What’s more, Dutta added, “stocks were heading down [right] before the downgrade on softness in some earnings releases.”

George Mateyo, chief investment officer at Key Private Bank, also believes Fitch’s move won’t make a big difference in the markets.

“Fitch’s credit rating is an expression of the probability of a default. But the risk of a US default is still very low, and therefore we don’t see this downgrade as having a lasting impact on the market.
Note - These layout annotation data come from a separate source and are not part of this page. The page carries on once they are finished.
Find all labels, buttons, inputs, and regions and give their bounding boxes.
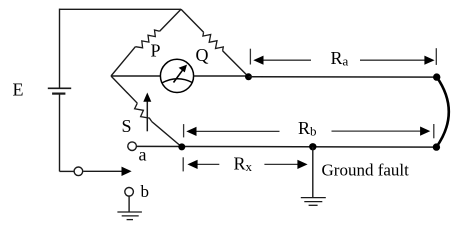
wire galvanometer branch left [111,75,160,77]
resistor P zigzag [135,30,159,48]
wire S branch lower segment to bottom junction [152,122,182,147]
dimension Ra left arrow [253,56,311,65]
wire bottom cable run [137,145,437,148]
svg-text:Rb: Rb [298,118,317,139]
switch pole terminal (open circle) [74,167,83,176]
wire P branch upper segment to apex [160,9,181,31]
dimension Rx left tick [182,157,184,171]
dimension Rb left tick [183,124,185,137]
wire Q branch lower segment to right bridge node [223,51,249,77]
node ground fault point [309,143,316,150]
resistor Q zigzag [203,32,223,51]
svg-text:S: S [122,116,132,136]
dimension Ra left tick [249,49,251,65]
wire S branch upper segment from left vertex [111,76,137,103]
galvanometer needle [174,65,188,83]
dimension Rb right tick [433,124,435,138]
rheostat S zigzag [135,103,152,121]
svg-text:Ra: Ra [331,48,349,69]
cable loop arc [436,77,448,147]
svg-text:Rx: Rx [234,154,253,175]
dimension Rb left arrow [186,127,279,136]
svg-text:Q: Q [196,45,209,65]
node cable far end bottom [433,143,440,150]
svg-text:b: b [141,182,150,201]
wire terminal b to ground [128,196,130,212]
dimension Rb right arrow [332,127,431,136]
wire left vertical from top corner down to battery [59,9,61,89]
switch blade wire with arrow toward terminals a/b [83,167,131,176]
rheostat S slider arrow [143,93,151,132]
wire below battery down to bottom-left corner [59,94,61,172]
node right bridge junction [245,73,252,80]
svg-text:E: E [13,80,24,100]
battery E plates [48,88,71,93]
galvanometer scale arc [162,79,192,83]
wire bottom-left horizontal to switch pole circle [60,170,74,172]
node cable far end top [433,73,440,80]
dimension Rx right arrow [264,160,307,169]
ground (terminal b) symbol [117,212,141,220]
ground (fault) symbol [301,198,326,206]
svg-text:a: a [139,144,147,164]
wire top cable run Ra [249,76,437,78]
wire P branch lower segment (left vertex up to resistor) [111,47,135,76]
dimension Ra right arrow [360,56,435,65]
dimension Rx left arrow [187,160,219,169]
wire Q branch upper segment from apex [181,9,204,32]
node bottom left junction [178,143,185,150]
terminal a (open circle) [128,142,137,151]
wire top horizontal from battery column to bridge apex [60,8,182,10]
wire ground fault drop [312,147,314,198]
terminal b (open circle) [125,188,134,197]
dimension Ra right tick [435,48,437,65]
svg-text:P: P [151,41,161,61]
wire galvanometer branch right [194,75,249,77]
op-amp galvanometer G body [160,59,193,92]
svg-text:Ground fault: Ground fault [322,161,410,180]
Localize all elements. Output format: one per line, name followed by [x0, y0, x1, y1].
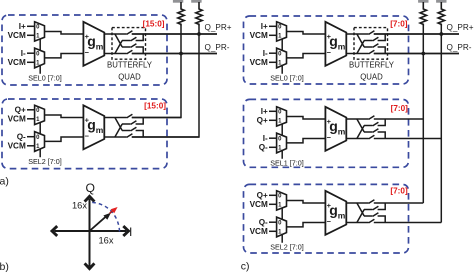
svg-text:VCM: VCM [8, 58, 26, 67]
panel c bottom channel blue dashed box [244, 184, 409, 253]
a-bot input stub Q+ [15, 106, 35, 115]
wire R3 down to c-bot row1 (via c-mid row1 junction) [422, 26, 424, 203]
svg-text:QUAD: QUAD [360, 73, 383, 82]
c-mid mux M2 (2:1, inputs 0/1) [277, 133, 287, 153]
c-mid switch S3 (row3) + wire to row4 [364, 129, 385, 139]
svg-text:16x: 16x [72, 200, 87, 210]
a-top input stub VCM [8, 58, 35, 67]
a-top input stub VCM [8, 31, 35, 40]
a-bot wire gm output row1 [104, 117, 126, 119]
junction R3/Q_PR- (panel c) [421, 52, 425, 56]
a-top wire gm output row4 [104, 53, 126, 55]
c-bot input stub VCM [250, 227, 277, 236]
a-top select line SEL0 [28, 39, 62, 83]
svg-text:−: − [327, 133, 332, 142]
svg-text:[7:0]: [7:0] [390, 19, 408, 28]
a-bot input stub Q- [17, 132, 35, 141]
a-bot input stub VCM [8, 142, 35, 151]
c-mid wire mux M2 output to gm - input [287, 139, 326, 143]
a-top switch S3 (row3) + wire to row4 [122, 44, 143, 54]
svg-text:VCM: VCM [8, 31, 26, 40]
svg-text:c): c) [241, 260, 250, 272]
svg-text:−: − [85, 48, 90, 57]
wire R4 down to c-bot row4 (via c-mid row4 junction) [440, 26, 442, 223]
svg-text:I+: I+ [261, 22, 268, 31]
svg-text:Q_PR+: Q_PR+ [447, 23, 474, 32]
op-amp U3 c-top transconductor gm [325, 22, 346, 66]
a-top mux M1 (2:1, inputs 0/1) [35, 22, 45, 41]
svg-text:[15:0]: [15:0] [144, 101, 166, 110]
panel b I axis [52, 225, 132, 239]
svg-text:SEL0 [7:0]: SEL0 [7:0] [28, 74, 62, 83]
c-top input stub VCM [250, 31, 277, 40]
c-bot switch S3 (row3) + wire to row4 [364, 213, 385, 223]
a-bot wire mux M1 output to gm + input [45, 115, 84, 118]
a-bot switch S1 (row1) [127, 114, 181, 118]
a-bot butterfly cross wires [115, 118, 122, 138]
svg-text:Q+: Q+ [15, 106, 26, 115]
c-bot input stub Q- [259, 218, 277, 227]
c-bot wire mux M1 output to gm + input [287, 201, 326, 204]
c-bot wire gm output row4 [346, 222, 368, 224]
svg-text:Q_PR-: Q_PR- [447, 43, 472, 52]
svg-text:VCM: VCM [8, 115, 26, 124]
c-mid input stub Q+ [257, 116, 277, 125]
c-top wire gm output row1 [346, 33, 368, 35]
node Q_PR- rail (panel c) [374, 43, 472, 53]
c-top input stub VCM [250, 58, 277, 67]
svg-text:[15:0]: [15:0] [143, 19, 165, 28]
a-top switch S1 (row1) [127, 31, 217, 35]
a-top input stub I+ [19, 22, 35, 31]
c-mid select line SEL1 [270, 124, 304, 168]
resistor R3 (panel c) [420, 2, 426, 26]
c-mid input stub Q- [259, 143, 277, 152]
c-top butterfly cross wires [357, 34, 364, 54]
a-bot input stub VCM [8, 115, 35, 124]
c-mid butterfly cross wires [357, 119, 364, 139]
node Q_PR+ rail (panel c) [374, 23, 474, 34]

We believe US treasuries are safe and will continue to play a key role in many investors’ portfolios,” Mateyo said.

US debt may be bad, but the US economy is doing well

While the US debt situation may be unsustainable and a negative for the future prospects of the United States, the US economy — especially relative to other developed economies — has been doing quite well.

Inflation is at its lowest level since the spring of 2021, and economic growth, as measured by gross domestic product, was a robust 2.4% on an annualized basis in the second quarter.

Meanwhile, the eurozone only recently crawled out of a recession that started in the last quarter of 2022. And, relative to other G7 nations, the US economy has maintained the strongest GDP growth by far.

While economists see the debt situation as unsustainable in the long run, right now, they increasingly believe the US economy will have a “soft landing” — meaning it won’t go into recession even though the Federal Reserve has hiked interest rates 11 times since March 2022 in a bid to curb inflation.

All that said, Fitch’s downgrade is not a great look for the world’s leading economy. And it may be a precursor of things to come.

“Fitch’s downgrade could establish a precedent for its other credit-rating counterparts to follow,” José Torres, senior economist at Interactive Brokers, told CNN.

Should Moody’s Investors Service join Fitch and S&P and downgrade the US one or more notches, that might make more of a difference, Torres said. “Downgrades across all three major credit rating agencies could impact stock and rates markets adversely, as they would raise the cost of capital for corporates and the Treasury alike.”

More than the downgrade, the fiscal situation could hurt wallets long term

While stocks saw a sell-off on Wednesday and yields on the 10- and 30-year Treasuries hit their highest levels since November, there were other factors besides the Fitch downgrade at play.

In any case, there could be some days of volatility ahead. But as with any other negative information or concern that moves markets, if you’re a long term investor it’s never a good idea to trade on the news itself because staying in the market is a more effective strategy for creating financial security than trying to time the market.

However, if yields on US bonds start to go much higher and stay there because investors continue to react negatively to the downgrade that may have a broader impact, making stocks less attractive than bonds.

In that case, “Asset valuations would come under significant pressure because the fixed-income market would serve as an even stronger alternative for investors,” Torres said.

And it’s worth noting that while people may dismiss Fitch’s decision, they can’t dismiss the underlying reasons for it. The US debt situation is unsustainable because it will increasingly crowd out the country’s ability to pay for what Americans need and want in the years ahead.

Take interest on the debt. Since the United States spends more than it takes in through taxes and fees every year, it borrows to make up the difference so that it can pay all its bills, which it does without fail. That is why it is considered to be such a great credit risk.

But that debt comes at a cost in the form of interest owed to investors for lending money to Uncle Sam. And interest payments have been steadily rising, both because rates are moving higher in general and because the US debt load keeps growing.

In fiscal year 2022, the US paid $475 billion in interest — or 1.9% of gross domestic product. That amount will nearly triple to $1.4 trillion by 2033, or well over 3% of GDP, according to the CRFB’s analysis of the Congressional Budget Office forecast.

What’s more, CRFB noted, under the country’s current fiscal trajectory, “by 2051, spending on interest will be the single largest line item in the federal budget, surpassing Social Security, Medicare, Medicaid, and all other mandatory and discretionary spending programs.”